Perhaps following the OECD's lead, the EU has put forward proposals for a new transatlantic agenda of cooperation between the EU and the US on ensuring fair taxation of the digital economy.
In response to the election win of US President-elect Joe Biden, the European Commission and the EU High Representative have set out their proposals for future EU-US relations.
In a statement, the Commission and High Representative suggested the EU and US should work "together to find global solutions for fair taxation and [address] market distortions in the digital economy." They argued that "fair taxation in the digital economy requires innovative solutions on both sides of the Atlantic."
Under pillar one of the OECD's current digital tax work, the Organisation is formulating new rules that would allocate some taxing rights to market jurisdictions, regardless of whether a taxpayer has a physical presence there. The US, under the Trump administration, had decided to withdraw from these negotiations.
Pillar two involves the development of a coordinated set of rules, including on a minimum effective tax burden for multinationals, to address ongoing BEPS risks from structures that allow MNEs to shift profit to jurisdictions where they are subject to no or very low taxation.
The Commission and High Representative called on the EU and US to "strongly commit to the timely conclusion of discussions on a global solution within the context of [the] OECD and G20."
Last but by no means least, the Vietnamese authorities have recently provided detail on their VAT collection plans in relation to online transactions, introducing new obligations on payment processing firms to withhold VAT on such transactions, with effect from December 5, 2020.
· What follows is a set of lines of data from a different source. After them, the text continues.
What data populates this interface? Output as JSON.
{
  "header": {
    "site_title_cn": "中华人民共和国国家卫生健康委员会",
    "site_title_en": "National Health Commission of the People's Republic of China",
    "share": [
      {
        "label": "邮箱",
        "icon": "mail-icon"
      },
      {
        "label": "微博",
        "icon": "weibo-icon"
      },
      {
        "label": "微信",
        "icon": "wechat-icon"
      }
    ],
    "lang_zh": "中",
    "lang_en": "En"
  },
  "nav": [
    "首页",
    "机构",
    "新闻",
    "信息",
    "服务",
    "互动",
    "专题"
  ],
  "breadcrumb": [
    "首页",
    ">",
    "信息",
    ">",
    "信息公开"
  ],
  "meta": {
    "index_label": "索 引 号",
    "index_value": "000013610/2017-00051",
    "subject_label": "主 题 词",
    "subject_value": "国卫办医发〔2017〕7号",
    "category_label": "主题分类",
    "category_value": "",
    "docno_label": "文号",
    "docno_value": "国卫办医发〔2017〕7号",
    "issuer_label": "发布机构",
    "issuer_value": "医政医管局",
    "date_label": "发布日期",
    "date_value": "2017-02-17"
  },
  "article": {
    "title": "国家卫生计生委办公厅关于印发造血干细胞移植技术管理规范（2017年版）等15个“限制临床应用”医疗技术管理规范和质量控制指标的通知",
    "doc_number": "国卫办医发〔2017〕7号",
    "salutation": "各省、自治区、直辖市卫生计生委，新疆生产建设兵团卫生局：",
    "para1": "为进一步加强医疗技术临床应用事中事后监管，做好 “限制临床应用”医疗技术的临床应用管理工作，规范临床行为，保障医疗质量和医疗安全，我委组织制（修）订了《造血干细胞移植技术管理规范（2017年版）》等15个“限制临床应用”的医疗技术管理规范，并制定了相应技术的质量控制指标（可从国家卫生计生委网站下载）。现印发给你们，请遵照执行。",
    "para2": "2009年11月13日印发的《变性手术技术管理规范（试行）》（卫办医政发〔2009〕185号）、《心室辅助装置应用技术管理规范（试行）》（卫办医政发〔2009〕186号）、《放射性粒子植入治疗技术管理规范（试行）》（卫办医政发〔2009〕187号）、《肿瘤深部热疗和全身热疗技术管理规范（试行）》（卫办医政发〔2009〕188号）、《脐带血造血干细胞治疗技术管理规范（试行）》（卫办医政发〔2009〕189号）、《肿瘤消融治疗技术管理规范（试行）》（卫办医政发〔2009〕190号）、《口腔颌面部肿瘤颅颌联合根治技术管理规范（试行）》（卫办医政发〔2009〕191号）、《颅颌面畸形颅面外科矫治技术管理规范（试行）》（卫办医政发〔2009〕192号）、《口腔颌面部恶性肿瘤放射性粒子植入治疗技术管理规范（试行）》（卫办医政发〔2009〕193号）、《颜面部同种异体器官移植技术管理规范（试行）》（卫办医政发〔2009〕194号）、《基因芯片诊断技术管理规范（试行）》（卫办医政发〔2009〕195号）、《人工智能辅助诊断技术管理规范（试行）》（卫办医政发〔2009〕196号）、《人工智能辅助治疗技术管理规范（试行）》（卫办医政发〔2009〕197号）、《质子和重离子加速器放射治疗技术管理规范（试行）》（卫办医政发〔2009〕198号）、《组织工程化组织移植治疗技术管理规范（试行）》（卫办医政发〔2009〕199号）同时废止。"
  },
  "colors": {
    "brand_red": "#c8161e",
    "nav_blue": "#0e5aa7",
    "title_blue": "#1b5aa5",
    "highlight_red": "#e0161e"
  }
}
The obligations are set out in Decree 126/2020/ND-CP. Among other things, the Decree requires payment services providers, as well as banks, to withhold VAT on business-to-consumer supplies where a foreign supplier lacks a permanent establishment in Vietnam and has failed to register for VAT. The tax agency is to provide details to these firms regarding non-compliant suppliers.
Payment processing firms must newly file a monthly declaration to the tax agency, including details of supplies where withholding was impossible.
VAT is due where an individual or business generates turnover from such digital transactions of VND100m (USD4,300) or more each year.